1611年1月、家康は伏見の二条城に半四郎の父である幽玄斎を呼びつけた。
  「大御所様におきましては恐悦至極に御座います」、幽玄斎は御前にて平身低頭の礼を執った。
  「面をあげい、幽玄斎。関ケ原では、おぬしら根来の鉄砲衆にはいたく世話になった」、「勿体無いお言葉に御座います」、幽玄斎は恐縮した。
  「実はな幽玄斎、今日は折り入って頼みがあって来てもらったのじゃ」、家康は脇息を傍らにやった。「近くワシはここ二条城で、秀頼と会見する」、「はい、根来の一党にも聞き及んでおりまする」。
  「そこでじゃ、天下統一の仕上げにもう一働きして貰いたいのじゃ」、「と、申しますと?」、「秀頼が城に入る直前、これを狙い撃って貰いたい!」、家康の言葉には勅命の響きがあった。
 「しかし、大御所様、それは暗殺、武士が戦場で正々堂々と渡り合うのとは違いまする。余りに卑怯な手口.....」、幽玄斎はホゾを噛んだ。
 「幽玄斎、子供じみた事を言うてはならん。おぬしが秀頼を仕末しなかったら、儂はあの堅固な大坂城を二度三度攻めなくてはならん。それで敵味方の将兵がどれ程死傷するのか?」。
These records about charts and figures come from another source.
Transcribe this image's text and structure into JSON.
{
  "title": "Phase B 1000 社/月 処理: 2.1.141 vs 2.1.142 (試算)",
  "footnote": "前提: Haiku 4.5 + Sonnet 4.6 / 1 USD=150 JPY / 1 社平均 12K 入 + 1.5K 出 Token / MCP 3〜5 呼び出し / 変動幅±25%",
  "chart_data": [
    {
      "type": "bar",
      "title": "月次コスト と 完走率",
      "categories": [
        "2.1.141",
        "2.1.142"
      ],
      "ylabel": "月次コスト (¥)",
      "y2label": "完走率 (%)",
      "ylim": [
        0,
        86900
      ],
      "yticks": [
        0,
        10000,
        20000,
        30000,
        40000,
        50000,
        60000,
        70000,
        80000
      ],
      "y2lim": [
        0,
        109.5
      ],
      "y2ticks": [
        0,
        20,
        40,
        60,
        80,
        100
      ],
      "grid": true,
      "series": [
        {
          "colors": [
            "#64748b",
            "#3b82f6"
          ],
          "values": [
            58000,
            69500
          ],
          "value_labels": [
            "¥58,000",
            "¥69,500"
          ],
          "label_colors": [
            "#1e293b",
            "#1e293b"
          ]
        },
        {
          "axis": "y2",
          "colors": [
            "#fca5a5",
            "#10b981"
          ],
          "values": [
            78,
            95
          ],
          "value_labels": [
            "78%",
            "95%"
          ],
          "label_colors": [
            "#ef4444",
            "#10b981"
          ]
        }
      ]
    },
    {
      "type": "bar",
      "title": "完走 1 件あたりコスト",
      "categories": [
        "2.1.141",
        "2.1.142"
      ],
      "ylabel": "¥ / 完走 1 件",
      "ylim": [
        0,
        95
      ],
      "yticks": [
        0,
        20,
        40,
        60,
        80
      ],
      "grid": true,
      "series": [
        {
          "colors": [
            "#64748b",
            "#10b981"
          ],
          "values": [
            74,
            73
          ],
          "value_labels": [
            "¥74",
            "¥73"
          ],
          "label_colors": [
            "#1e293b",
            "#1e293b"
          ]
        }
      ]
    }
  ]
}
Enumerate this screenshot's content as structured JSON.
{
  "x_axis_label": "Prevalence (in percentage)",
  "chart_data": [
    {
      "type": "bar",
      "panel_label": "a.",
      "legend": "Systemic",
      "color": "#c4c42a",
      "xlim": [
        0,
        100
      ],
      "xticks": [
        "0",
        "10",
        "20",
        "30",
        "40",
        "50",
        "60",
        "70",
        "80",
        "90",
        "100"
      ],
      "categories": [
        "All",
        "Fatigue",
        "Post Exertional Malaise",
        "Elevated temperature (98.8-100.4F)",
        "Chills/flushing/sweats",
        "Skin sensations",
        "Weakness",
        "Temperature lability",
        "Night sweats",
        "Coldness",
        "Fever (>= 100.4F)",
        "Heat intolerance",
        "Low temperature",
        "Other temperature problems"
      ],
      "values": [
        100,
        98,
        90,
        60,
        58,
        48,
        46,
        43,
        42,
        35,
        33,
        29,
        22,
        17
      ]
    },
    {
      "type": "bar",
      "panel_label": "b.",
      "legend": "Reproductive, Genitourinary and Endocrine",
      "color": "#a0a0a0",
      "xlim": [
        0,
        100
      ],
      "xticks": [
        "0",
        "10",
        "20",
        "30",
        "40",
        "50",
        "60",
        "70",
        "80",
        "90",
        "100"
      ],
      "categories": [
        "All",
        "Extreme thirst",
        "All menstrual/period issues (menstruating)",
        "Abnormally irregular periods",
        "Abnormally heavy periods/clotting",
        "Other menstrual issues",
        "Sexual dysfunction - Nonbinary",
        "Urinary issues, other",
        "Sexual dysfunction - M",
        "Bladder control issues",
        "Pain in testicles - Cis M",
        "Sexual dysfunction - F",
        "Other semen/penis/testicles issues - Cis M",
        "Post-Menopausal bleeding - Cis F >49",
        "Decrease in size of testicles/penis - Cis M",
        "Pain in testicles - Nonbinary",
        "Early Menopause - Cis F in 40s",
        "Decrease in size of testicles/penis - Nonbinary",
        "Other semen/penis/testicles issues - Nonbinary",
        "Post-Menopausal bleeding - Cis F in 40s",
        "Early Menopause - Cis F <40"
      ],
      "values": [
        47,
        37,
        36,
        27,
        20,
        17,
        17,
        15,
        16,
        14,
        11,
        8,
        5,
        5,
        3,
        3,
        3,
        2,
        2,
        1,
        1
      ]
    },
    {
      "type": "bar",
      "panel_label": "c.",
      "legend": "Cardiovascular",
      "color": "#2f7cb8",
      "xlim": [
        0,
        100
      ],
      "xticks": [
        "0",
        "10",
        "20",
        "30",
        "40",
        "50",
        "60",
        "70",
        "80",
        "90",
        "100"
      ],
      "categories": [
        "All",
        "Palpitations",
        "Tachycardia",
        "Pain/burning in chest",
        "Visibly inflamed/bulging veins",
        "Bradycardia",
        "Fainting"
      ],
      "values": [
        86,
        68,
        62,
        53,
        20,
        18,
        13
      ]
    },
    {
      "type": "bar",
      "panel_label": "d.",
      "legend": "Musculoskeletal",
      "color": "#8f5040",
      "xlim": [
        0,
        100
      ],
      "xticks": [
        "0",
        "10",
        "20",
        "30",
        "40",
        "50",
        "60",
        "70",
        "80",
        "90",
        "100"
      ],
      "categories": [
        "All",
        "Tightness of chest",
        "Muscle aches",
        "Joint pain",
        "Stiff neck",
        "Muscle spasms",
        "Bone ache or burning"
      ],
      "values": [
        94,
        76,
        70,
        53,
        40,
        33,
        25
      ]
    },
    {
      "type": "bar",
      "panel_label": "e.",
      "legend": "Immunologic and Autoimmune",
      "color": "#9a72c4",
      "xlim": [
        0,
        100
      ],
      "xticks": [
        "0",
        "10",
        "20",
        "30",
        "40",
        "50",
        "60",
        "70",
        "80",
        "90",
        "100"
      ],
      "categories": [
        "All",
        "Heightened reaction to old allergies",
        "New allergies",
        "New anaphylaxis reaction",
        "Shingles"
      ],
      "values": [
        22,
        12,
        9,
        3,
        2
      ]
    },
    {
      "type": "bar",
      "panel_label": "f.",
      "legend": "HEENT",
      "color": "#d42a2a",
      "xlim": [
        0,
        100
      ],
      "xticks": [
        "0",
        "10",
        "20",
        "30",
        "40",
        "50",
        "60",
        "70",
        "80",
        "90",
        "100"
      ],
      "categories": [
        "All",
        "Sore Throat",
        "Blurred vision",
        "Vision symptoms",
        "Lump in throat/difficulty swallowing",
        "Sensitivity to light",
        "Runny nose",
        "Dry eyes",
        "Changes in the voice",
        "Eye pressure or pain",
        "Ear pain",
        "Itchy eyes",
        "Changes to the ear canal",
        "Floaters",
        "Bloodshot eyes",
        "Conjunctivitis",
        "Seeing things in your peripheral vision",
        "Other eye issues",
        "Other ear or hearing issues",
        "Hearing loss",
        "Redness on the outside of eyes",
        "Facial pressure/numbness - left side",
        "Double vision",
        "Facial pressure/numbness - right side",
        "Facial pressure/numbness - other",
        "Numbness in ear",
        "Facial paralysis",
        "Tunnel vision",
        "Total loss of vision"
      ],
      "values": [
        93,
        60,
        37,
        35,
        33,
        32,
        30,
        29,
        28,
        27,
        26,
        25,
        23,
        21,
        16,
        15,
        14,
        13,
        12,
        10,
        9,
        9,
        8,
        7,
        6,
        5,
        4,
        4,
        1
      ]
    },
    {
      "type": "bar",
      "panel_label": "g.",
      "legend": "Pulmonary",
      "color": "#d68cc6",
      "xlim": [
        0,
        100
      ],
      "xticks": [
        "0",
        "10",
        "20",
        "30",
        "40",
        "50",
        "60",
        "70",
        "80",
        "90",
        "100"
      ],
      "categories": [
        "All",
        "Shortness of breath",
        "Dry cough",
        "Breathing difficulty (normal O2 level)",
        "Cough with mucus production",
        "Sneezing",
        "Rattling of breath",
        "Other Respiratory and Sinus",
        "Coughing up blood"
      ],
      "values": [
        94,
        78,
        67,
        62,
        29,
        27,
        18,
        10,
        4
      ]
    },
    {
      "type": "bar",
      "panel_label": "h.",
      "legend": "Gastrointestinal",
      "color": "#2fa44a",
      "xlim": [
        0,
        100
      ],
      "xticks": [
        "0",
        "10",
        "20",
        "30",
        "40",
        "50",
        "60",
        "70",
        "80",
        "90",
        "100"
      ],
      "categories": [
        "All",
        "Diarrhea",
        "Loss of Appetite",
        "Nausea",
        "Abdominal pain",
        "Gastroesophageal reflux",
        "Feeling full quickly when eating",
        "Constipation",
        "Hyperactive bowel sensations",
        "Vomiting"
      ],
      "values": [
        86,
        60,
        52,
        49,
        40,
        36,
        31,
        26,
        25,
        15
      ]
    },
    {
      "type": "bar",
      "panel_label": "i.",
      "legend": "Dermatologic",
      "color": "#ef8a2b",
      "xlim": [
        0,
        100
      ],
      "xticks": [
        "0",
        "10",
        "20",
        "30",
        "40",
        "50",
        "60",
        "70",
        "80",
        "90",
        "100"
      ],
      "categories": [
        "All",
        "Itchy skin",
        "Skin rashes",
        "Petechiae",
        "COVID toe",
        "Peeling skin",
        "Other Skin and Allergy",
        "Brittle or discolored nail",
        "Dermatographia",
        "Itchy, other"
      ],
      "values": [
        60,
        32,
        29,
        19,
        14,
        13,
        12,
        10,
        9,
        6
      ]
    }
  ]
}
 「いかに大御所様の御言葉と言えど、武士の本懐にもとる事は出来ません」、幽玄斎は頑なに拒んだ。「お前が秀頼を射殺しても、お前が罪を被る事は無いのじゃ。豊臣に怨みを持つものなど他にいくらでもいる」、幽玄斎は怪訝な顔をした。
 「太閤に兵糧攻めにあって滅んだ北条家の浪人を既に捕らえて牢に繋いである。おぬしが秀頼を射殺したら、その浪人をその場で斬って首を城門に晒せば良い。熱りが冷めた頃にお前には紀州をやっても良いのだぞ!」、家康が好条件を突き付けた。
 「大御所様、この幽玄斎、平地での斬り合いでしたら、身命を賭して大御所様の陣地を御守りいたしまする。しかし暗殺に加担するのだけは、平にご容赦を!」、ここで家康の堪忍袋の緒が切れた。「幽玄斎!紀州の片田舎に戻って、蟄居閉門しとれ!おって沙汰するでな!」。
 幽玄斎はこうして紀州に戻され、切腹こそ免れたものの、家禄は三十俵二人扶持に減封された。